Organizations replace usernames and passwords with one-time passcodes
More than the football-shaped tokens to choose
18 June, 2013
category: Corporate, Digital ID
Regulatory requirements are pushing strong authentication technologies into enterprises that, in the past, relied only on usernames and passwords. From educational institutions to law enforcement bodies, these new mandates often cause growing pains as a side effect of increased security.
Pivot Point Academy, a beauty school with locations in the Chicago area and member schools across the U.S., found itself in this situation when the U.S. Department of Education started requiring the school’s financial aid associates to use strong authentication to access financial aid web sites.
The Department of Education wants financial aid advisors at schools to use strong authentication so the agency knows who is accessing the different systems, says Phil Ascareggi, financial aid manager at Pivot Point Academy. These advisors can access a lot of personal data for students and the agency wants to keep track of who is accessing it.

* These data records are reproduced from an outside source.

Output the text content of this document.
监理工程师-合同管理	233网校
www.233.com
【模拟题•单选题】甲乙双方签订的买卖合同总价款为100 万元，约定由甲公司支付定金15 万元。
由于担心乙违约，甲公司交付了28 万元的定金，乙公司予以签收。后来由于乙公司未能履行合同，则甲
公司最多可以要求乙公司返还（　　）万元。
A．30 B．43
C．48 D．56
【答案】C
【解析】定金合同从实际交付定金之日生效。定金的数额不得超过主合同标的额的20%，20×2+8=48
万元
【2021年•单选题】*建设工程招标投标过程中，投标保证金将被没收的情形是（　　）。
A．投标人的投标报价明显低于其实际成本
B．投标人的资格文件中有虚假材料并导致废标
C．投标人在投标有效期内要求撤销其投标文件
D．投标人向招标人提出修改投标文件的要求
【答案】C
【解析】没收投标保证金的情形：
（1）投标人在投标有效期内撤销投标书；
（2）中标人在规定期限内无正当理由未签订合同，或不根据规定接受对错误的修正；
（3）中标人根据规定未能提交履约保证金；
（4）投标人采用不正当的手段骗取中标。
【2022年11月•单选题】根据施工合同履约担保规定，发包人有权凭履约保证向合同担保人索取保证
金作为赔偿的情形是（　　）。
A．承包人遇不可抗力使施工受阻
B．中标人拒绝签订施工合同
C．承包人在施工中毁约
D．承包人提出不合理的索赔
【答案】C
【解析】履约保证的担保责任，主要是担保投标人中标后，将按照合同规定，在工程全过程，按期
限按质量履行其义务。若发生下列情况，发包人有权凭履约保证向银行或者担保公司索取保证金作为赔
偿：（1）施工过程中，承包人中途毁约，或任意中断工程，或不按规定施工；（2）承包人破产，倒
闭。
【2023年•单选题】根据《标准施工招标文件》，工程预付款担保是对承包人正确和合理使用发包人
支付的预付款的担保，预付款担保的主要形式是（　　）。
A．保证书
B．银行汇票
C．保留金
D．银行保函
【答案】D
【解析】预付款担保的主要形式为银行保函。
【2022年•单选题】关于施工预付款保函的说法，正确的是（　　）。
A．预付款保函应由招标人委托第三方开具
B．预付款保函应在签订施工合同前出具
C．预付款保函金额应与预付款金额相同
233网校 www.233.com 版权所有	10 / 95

While many programs leave it up to the organization to deploy the tokens, in this instance the Department of Education actually issued them for the institution, Ascareggi explains. Pivot Point ordered the tokens from the agency and then assigned each token to a financial aid representative. If the individual leaves, the token remains at the school as property of the Department of Education.
Previously, if an employee left the school they would still be able to access the sites with their user name and passwords. Even if the school notified the agency that the employee had left, there was still no guarantee that the access would be revoked.
Ascareggi has worked in financial aid at a number of schools over the years and he says identity management has always been a challenge. “I was gone from one school for three years and they hadn’t disabled my account,” he explains. This new solution is designed to make that simpler because the tokens will be reassigned.
Pivot Point’s fix was relatively simple thanks in part to the lack of choice, but for other enterprises it’s not always that way. Some have to figure out what type of solution and credential to deploy, and determine how it will work with current systems.
Such is the case in law enforcement, says Ray Wizbowski, global senior director of marketing for the Security Business Unit at Gemalto. The Justice Department is requiring law enforcement agencies to use strong authentication for access to the Criminal Justice Information Service databases, but the specifics are left up to the various agencies.
When an enterprise is looking to add strong authentication the conversation begins by looking at the infrastructure that’s deployed. “We want to get a sense of their environment,” Wizbowski says. “Is there any type of strong authentication in place? Where are the identities stored?”
Law enforcement agencies have typically gravitated to one-time passcodes. “OTP is the gateway drug of online authentication, easy and quick to deploy,” Wizbowski says.
Depending on the infrastructure that’s already in place, another solution could be a better fit, Wizbowski says. “Is it simple login or something broader?” he asks. “Will you want to add physical access and logical access? Where do you see this implementation in three to five years?”
Depending on the answers to those questions one-time passcode tokens might not be sufficient. Smart cards and mobile devices may be technologies that enterprises want to consider.
Additionally, OTP may not be the right solution for every user within an enterprise, explains Andrew Young, vice president of product management at SafeNet. He recommends looking at the use cases for users and then making a decision. “My system administrator might use smart cards to access routers and domain controllers, my general employee base use OTP for remote access and my sales staff use a soft token on a mobile to access cloud-based application,” he explains.